Отец встал так резко, что опрокинул стул. Открывал все шкафчики на кухне, пока не нашел мусорные пакеты. Прошел в комнату. И принялся складывать в мешки мои бесценные книги, единственных моих друзей одну за другой.
– Пожалуйста!
Получилось три мешка. Я глотала слезы, отец вышел в подъезд, я слышала, как лязгает крышка мусоропровода. Вернулся. Снова за стол сел, даже руки не помыв.
– Накрывай.
Я накрыла. В первую очередь я была послушной дочерью. Голову склонила, чтобы слез не видел, не разозлился еще сильнее. Дождалась, пока доест, убрала все и посуду помыла. Затем ушла к себе.
Для старухи, что воспитывала меня несколько лет величайшим грехом было лежать. Она вдолбила это в меня намертво, на всю жизнь. Кровать была для того, чтобы спать. Утром проснулась, заправила, да так, чтобы не единой морщинки, и потом только переделав все дела ночью можно было лечь. Старуха умерла давно, а я все так же следовала ее правилам.
Но сейчас я была сломлена. Пуста. Я рухнула на постель, хотя до сна было еще долго. Прямо на нерасправленную, поверх пледа, в верхней одежде. Старуха, если бы не успела умереть к этому времени, увидев это умерла бы точно. Мне было все равно. Моя жизнь потеряла всякий смысл.
Я целиком и полностью зависела от отца, но только сейчас я стала понимать, что была свободна. Пусть немножко, но свободна. Отцу большую часть времени было безразлично мое существование, главное, чтобы я соблюдала правила. Я вела себя тихо, готовила еду, драила квартиру, сидела безвылазно, да… но никто не посягал на мое тело, время и мысли. У меня была тишина знакомых комнат, мои мысли, мои книги. Это наполняло мое существование, но даже от этого мне придется отказаться.

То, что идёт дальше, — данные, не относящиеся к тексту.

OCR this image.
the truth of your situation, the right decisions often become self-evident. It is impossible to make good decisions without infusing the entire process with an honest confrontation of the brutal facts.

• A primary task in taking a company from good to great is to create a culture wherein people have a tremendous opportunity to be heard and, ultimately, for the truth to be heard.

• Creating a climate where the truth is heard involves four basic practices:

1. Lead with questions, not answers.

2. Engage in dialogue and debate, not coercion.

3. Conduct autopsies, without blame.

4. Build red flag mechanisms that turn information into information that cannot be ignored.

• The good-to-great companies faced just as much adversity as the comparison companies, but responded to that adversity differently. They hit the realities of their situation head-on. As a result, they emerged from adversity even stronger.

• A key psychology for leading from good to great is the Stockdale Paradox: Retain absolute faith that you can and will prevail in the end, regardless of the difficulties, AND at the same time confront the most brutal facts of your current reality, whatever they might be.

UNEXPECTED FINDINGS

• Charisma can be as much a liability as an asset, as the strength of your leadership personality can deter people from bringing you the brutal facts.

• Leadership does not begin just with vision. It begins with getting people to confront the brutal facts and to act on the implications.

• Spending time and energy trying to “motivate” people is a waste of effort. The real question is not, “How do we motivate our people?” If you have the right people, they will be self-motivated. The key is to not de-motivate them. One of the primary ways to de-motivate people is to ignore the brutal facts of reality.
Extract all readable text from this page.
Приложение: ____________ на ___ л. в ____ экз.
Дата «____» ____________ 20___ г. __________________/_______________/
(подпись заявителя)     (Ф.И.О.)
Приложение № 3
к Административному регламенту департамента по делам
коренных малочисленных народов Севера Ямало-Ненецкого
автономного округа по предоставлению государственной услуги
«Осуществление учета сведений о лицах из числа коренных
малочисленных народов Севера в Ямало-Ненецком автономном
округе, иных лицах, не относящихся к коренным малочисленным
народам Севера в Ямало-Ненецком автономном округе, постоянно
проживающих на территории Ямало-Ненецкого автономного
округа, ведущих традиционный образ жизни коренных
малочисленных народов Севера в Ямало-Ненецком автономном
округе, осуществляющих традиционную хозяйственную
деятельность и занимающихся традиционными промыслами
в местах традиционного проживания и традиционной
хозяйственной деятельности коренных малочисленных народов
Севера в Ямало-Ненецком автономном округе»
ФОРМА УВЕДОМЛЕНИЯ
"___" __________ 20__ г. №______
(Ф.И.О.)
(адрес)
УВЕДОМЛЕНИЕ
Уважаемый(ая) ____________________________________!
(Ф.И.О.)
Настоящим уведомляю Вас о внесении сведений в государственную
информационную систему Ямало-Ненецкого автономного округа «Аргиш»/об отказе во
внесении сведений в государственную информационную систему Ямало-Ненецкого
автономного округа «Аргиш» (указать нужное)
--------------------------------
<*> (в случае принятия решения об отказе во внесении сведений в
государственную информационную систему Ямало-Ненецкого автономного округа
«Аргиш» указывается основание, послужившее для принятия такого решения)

Я не плакала. Я просто лежала и смотрела в потолок, слушая, как по квартире ходит отец, затем дверь за ним хлопнула – ушел. Я не заметила, как уснула, а проснулась только на рассвете.
Тем днем, совершенно без предупреждения, да и не было у меня телефона, ко мне пришли портные. Целых три швеи на одну меня. Они прикладывали ко мне то сантиметровую ленту, то отрезы ткани, переговаривались тихо, а я стояла словно кукла и ждала.
– За три дня сошьем, – успокоила меня одна. – Не переживайте, поспеем до свадьбы.
– А когда она? – удивилась я.
– Так пять дней осталось, – огорошили меня в ответ.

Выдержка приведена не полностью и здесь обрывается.